Une autre preuve que nos yeux sont faillibles réside en l’apparence similaire d’objets pourtant différents. Si l’on se contente de cette approche, on ne saisit pas leur essence. Il faut les croquer, les écouter, leur offrir un peu de notre temps et de notre sensibilité. Essayer de les apprivoiser, et inversement. La fève de Tonka et la fève de Cumaru sont semblables, mais leur parfums diffèrent légèrement : leurs origines sont différentes, comme le décrit d’ailleurs ce blog. Seuls les vrais connaisseurs distinguent réellement les deux produits. Antônia, de la boulangerie De Pâte à Pain, à Jouars-Pontchartrain (78), est de ceux-ci : forcément, ses origines brésiliennes n’y sont pas pour rien.

C’est à quatre mains que le talentueux couple, qui s’est récemment illustré dans l’émission La Meilleure Boulangerie de France en remportant la finale Ile-de-France, a conçu ce pain : une Tourte de Seigle au Cumaru. Richard a apporté tout son savoir-faire boulanger, Antônia sa créativité et sa culture. Ce savant mélange donne un relief tout particulier à ce produit : non seulement la tourte est un modèle du genre -avec une croûte présente mais pas excessive, un levain bien dosé et une farine de qualité sélectionnée chez les Moulins Viron-, mais la fameuse fève relève les parfums miellés et épicés du seigle. L’ensemble est ainsi particulièrement aromatique et addictif. J’y retrouve personnellement des arômes similaires à ceux développés par le mélilot, une plante traditionnellement utilisée comme fertilisant naturel dans les champs. Le voyage réalisé est plutôt surprenant : le seigle nous envoie en Auvergne, la fève s’envole vers les chaudes latitudes du Brésil… pour nous faire revenir là où tout commence, au plus près de la terre.
On peut ainsi déguster cette création seule, mais aussi en accompagnement de viandes rouges. Les plus gourmands l’associeront avec du chocolat ou une pâte à tartiner forte en cacao, ce qui devrait donner un relief tout particulier à leurs goûters et petit-déjeuners.
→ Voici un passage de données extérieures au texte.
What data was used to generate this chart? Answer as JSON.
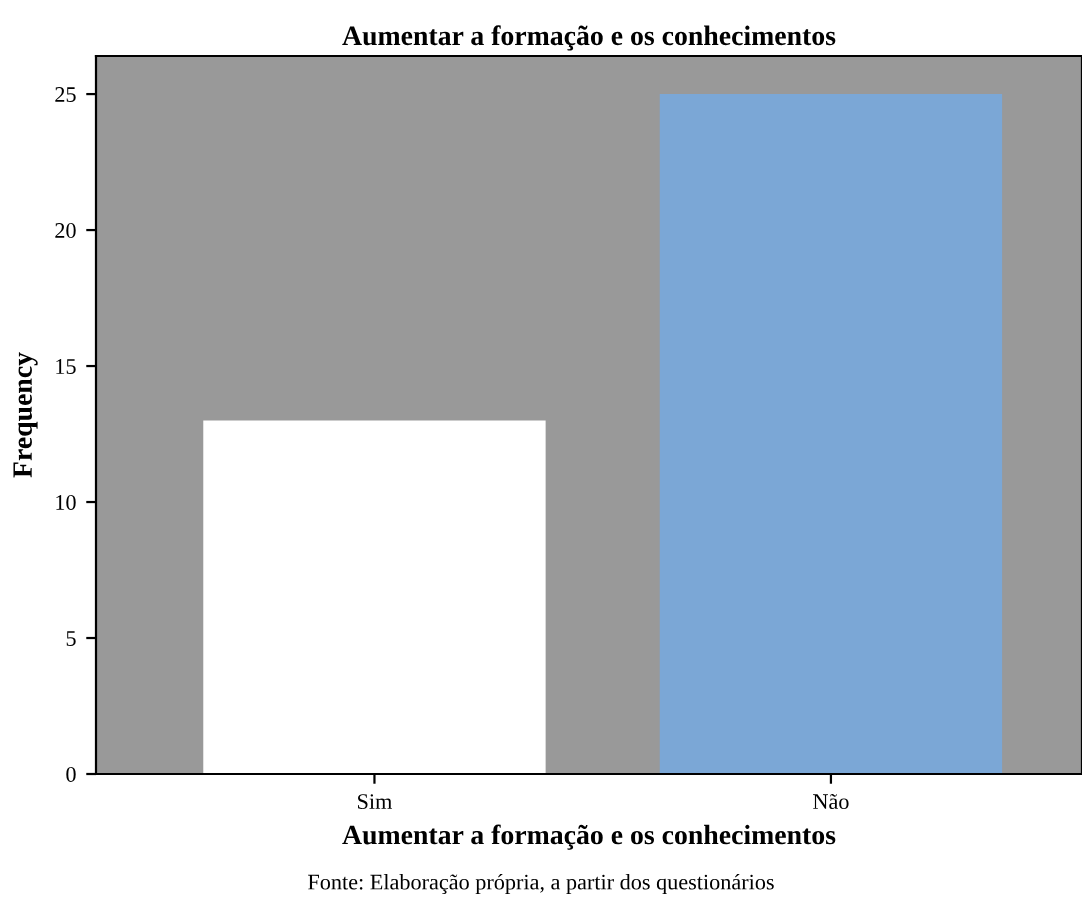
{
  "chart_data": {
    "type": "bar",
    "title": "Aumentar a formação e os conhecimentos",
    "xlabel": "Aumentar a formação e os conhecimentos",
    "ylabel": "Frequency",
    "categories": [
      "Sim",
      "Não"
    ],
    "values": [
      13,
      25
    ],
    "colors": [
      "#ffffff",
      "#7ba7d6"
    ],
    "ylim": [
      0,
      26.4
    ],
    "yticks": [
      0,
      5,
      10,
      15,
      20,
      25
    ],
    "grid": false,
    "legend": false,
    "annotations": [
      "Fonte: Elaboração própria, a partir dos questionários"
    ]
  }
}
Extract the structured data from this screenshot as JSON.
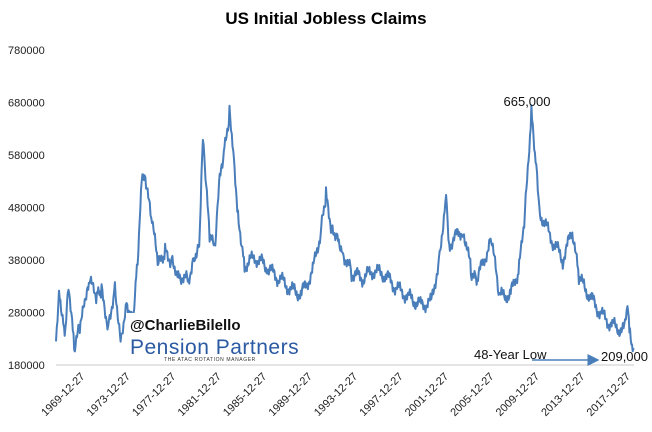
{
  "chart_data": {
    "type": "line",
    "title": "US Initial Jobless Claims",
    "xlabel": "",
    "ylabel": "",
    "ylim": [
      180000,
      780000
    ],
    "y_ticks": [
      "180000",
      "280000",
      "380000",
      "480000",
      "580000",
      "680000",
      "780000"
    ],
    "x_ticks": [
      "1969-12-27",
      "1973-12-27",
      "1977-12-27",
      "1981-12-27",
      "1985-12-27",
      "1989-12-27",
      "1993-12-27",
      "1997-12-27",
      "2001-12-27",
      "2005-12-27",
      "2009-12-27",
      "2013-12-27",
      "2017-12-27"
    ],
    "x_range": [
      "1967-05-27",
      "2018-04-07"
    ],
    "grid": false,
    "line_color": "#4a7ebb",
    "series": [
      {
        "values": [
          [
            "1967-05-27",
            225000
          ],
          [
            "1967-09-01",
            330000
          ],
          [
            "1968-03-01",
            240000
          ],
          [
            "1968-07-01",
            340000
          ],
          [
            "1969-01-01",
            210000
          ],
          [
            "1969-07-01",
            250000
          ],
          [
            "1970-01-01",
            300000
          ],
          [
            "1970-06-01",
            335000
          ],
          [
            "1971-01-01",
            310000
          ],
          [
            "1971-06-01",
            320000
          ],
          [
            "1972-01-01",
            255000
          ],
          [
            "1972-08-01",
            330000
          ],
          [
            "1973-02-01",
            235000
          ],
          [
            "1973-09-01",
            300000
          ],
          [
            "1974-03-01",
            265000
          ],
          [
            "1974-08-01",
            380000
          ],
          [
            "1975-01-01",
            545000
          ],
          [
            "1975-05-01",
            520000
          ],
          [
            "1975-12-01",
            440000
          ],
          [
            "1976-06-01",
            370000
          ],
          [
            "1977-01-01",
            395000
          ],
          [
            "1977-08-01",
            380000
          ],
          [
            "1978-03-01",
            355000
          ],
          [
            "1979-01-01",
            340000
          ],
          [
            "1979-08-01",
            390000
          ],
          [
            "1980-01-01",
            410000
          ],
          [
            "1980-05-01",
            625000
          ],
          [
            "1980-07-01",
            560000
          ],
          [
            "1980-12-01",
            420000
          ],
          [
            "1981-06-01",
            400000
          ],
          [
            "1981-10-01",
            520000
          ],
          [
            "1982-03-01",
            580000
          ],
          [
            "1982-09-01",
            660000
          ],
          [
            "1983-01-01",
            590000
          ],
          [
            "1983-06-01",
            470000
          ],
          [
            "1984-01-01",
            370000
          ],
          [
            "1985-01-01",
            385000
          ],
          [
            "1986-01-01",
            365000
          ],
          [
            "1987-01-01",
            345000
          ],
          [
            "1988-01-01",
            325000
          ],
          [
            "1989-01-01",
            315000
          ],
          [
            "1990-01-01",
            360000
          ],
          [
            "1990-10-01",
            440000
          ],
          [
            "1991-03-01",
            505000
          ],
          [
            "1991-09-01",
            440000
          ],
          [
            "1992-03-01",
            430000
          ],
          [
            "1992-09-01",
            395000
          ],
          [
            "1993-06-01",
            355000
          ],
          [
            "1994-06-01",
            345000
          ],
          [
            "1995-06-01",
            360000
          ],
          [
            "1996-06-01",
            350000
          ],
          [
            "1997-06-01",
            325000
          ],
          [
            "1998-06-01",
            310000
          ],
          [
            "1999-06-01",
            295000
          ],
          [
            "2000-06-01",
            300000
          ],
          [
            "2001-03-01",
            385000
          ],
          [
            "2001-09-22",
            510000
          ],
          [
            "2002-01-01",
            410000
          ],
          [
            "2003-04-01",
            440000
          ],
          [
            "2003-12-01",
            360000
          ],
          [
            "2004-06-01",
            340000
          ],
          [
            "2005-09-15",
            420000
          ],
          [
            "2006-06-01",
            310000
          ],
          [
            "2007-06-01",
            315000
          ],
          [
            "2008-03-01",
            365000
          ],
          [
            "2008-09-01",
            470000
          ],
          [
            "2009-03-28",
            665000
          ],
          [
            "2009-09-01",
            560000
          ],
          [
            "2010-01-01",
            470000
          ],
          [
            "2011-01-01",
            420000
          ],
          [
            "2012-01-01",
            380000
          ],
          [
            "2012-11-01",
            435000
          ],
          [
            "2013-06-01",
            345000
          ],
          [
            "2014-06-01",
            310000
          ],
          [
            "2015-06-01",
            275000
          ],
          [
            "2016-06-01",
            255000
          ],
          [
            "2017-06-01",
            245000
          ],
          [
            "2017-09-09",
            290000
          ],
          [
            "2017-12-01",
            240000
          ],
          [
            "2018-02-24",
            215000
          ],
          [
            "2018-04-07",
            209000
          ]
        ]
      }
    ],
    "annotations": [
      {
        "text": "665,000",
        "x": "2009-03-28",
        "y": 665000
      },
      {
        "text": "48-Year Low",
        "x": "2010-02-01",
        "y": 209000
      },
      {
        "text": "209,000",
        "x": "2018-04-07",
        "y": 209000
      }
    ]
  },
  "watermark": {
    "handle": "@CharlieBilello",
    "brand": "Pension Partners",
    "tagline": "THE ATAC ROTATION MANAGER"
  }
}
J’aime quand le pain est source d’évocation, qu’il nous transmet des émotions. On parle parfois d’une « cuisine d’auteur », pourrait-on en faire de même en boulangerie ? Si oui, cette création pourrait sans doute s’y rattacher. Merci à Antônia et Richard pour la découverte !

Tourte de Seigle au Cumaru, De Pâte à Pain, Jouars-Pontchartrain (78), vendue au poids, 7,95€ le kilogramme.